We now loop over every position between those values and put them into an array.

float3 cubes[100];
int numcubes = 0;

//Loop over every point and add it to the array
for(float x = A.x; x < B.x + 1; x++)
{
   for(float x = A.x; x < B.x + 1; x++)
   {
     for(float x = A.x; x < B.x + 1; x++)
     {
       float3 pos = (float3) 0;
       pos = float3(x, y, z);
       cubes[numcubes] = pos;
       numcubes++;
     }
   }
}

Nice, now we have an array of all the points in a bounding box around the triangle, we will now loop over all the points and draw a box there. This can be easily done with 2 functions, one to generate the 6 faces of a box from a point and one to draw a vertex for convenience sake.

To be a little fancier I have also added texcoords and normal for the boxes, all the properties of a box; indices, normals and texcoords I have put into arrays. This way we can just loop over them to make it more efficient.

Let’s see where we are at:

Well… it’s a start. The thing we are missing is that the boxes are drawn on every point without them being aligned at all, also, we are using magic numbers in the loop where we look for all the possible points in the bounding box, let’s fix that.

We make a function that will align the boxes to each other, this can be done by using a variable for our voxel cube size, then we loop over all the values of our current position and subtract the modulo of the current value with the size from the current value.

Okay, now we tackle the point loop, we want to add the size instead of the magic 1 number, since we only are going to draw the squares that are on our grid we don’t have to loop over points that are not on the grid, this would be wasted GPU power!

Now that that part is solved let’s look at what we have:

That looks a lot better!
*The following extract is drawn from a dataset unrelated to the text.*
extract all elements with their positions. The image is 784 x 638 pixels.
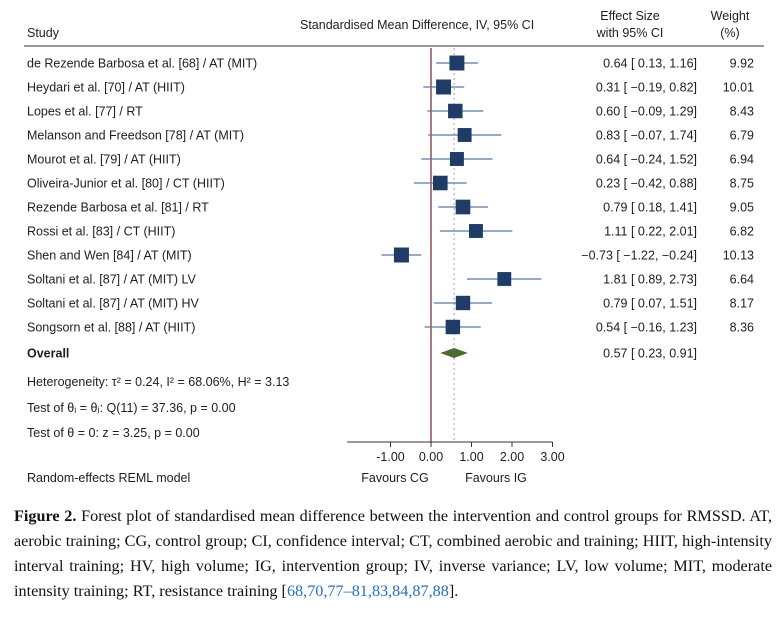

But we still have 1 problem. This happens if we scale our model big enough:

We have overlapping blocks! Let’s fix it! First by making the align to grid function better, it worked before, but floating points were a bit of a problem using a different method: taking the floor of our voxel size divided by the current value times our voxel size, not only is more accurate but also fixes a lot of floating point errors, it doesn’t fix our overlapping completely though. To fix that we should create another array to store the currently rendered blocks and look through those each time we render a new block, if we find an exact match, then we discard that block.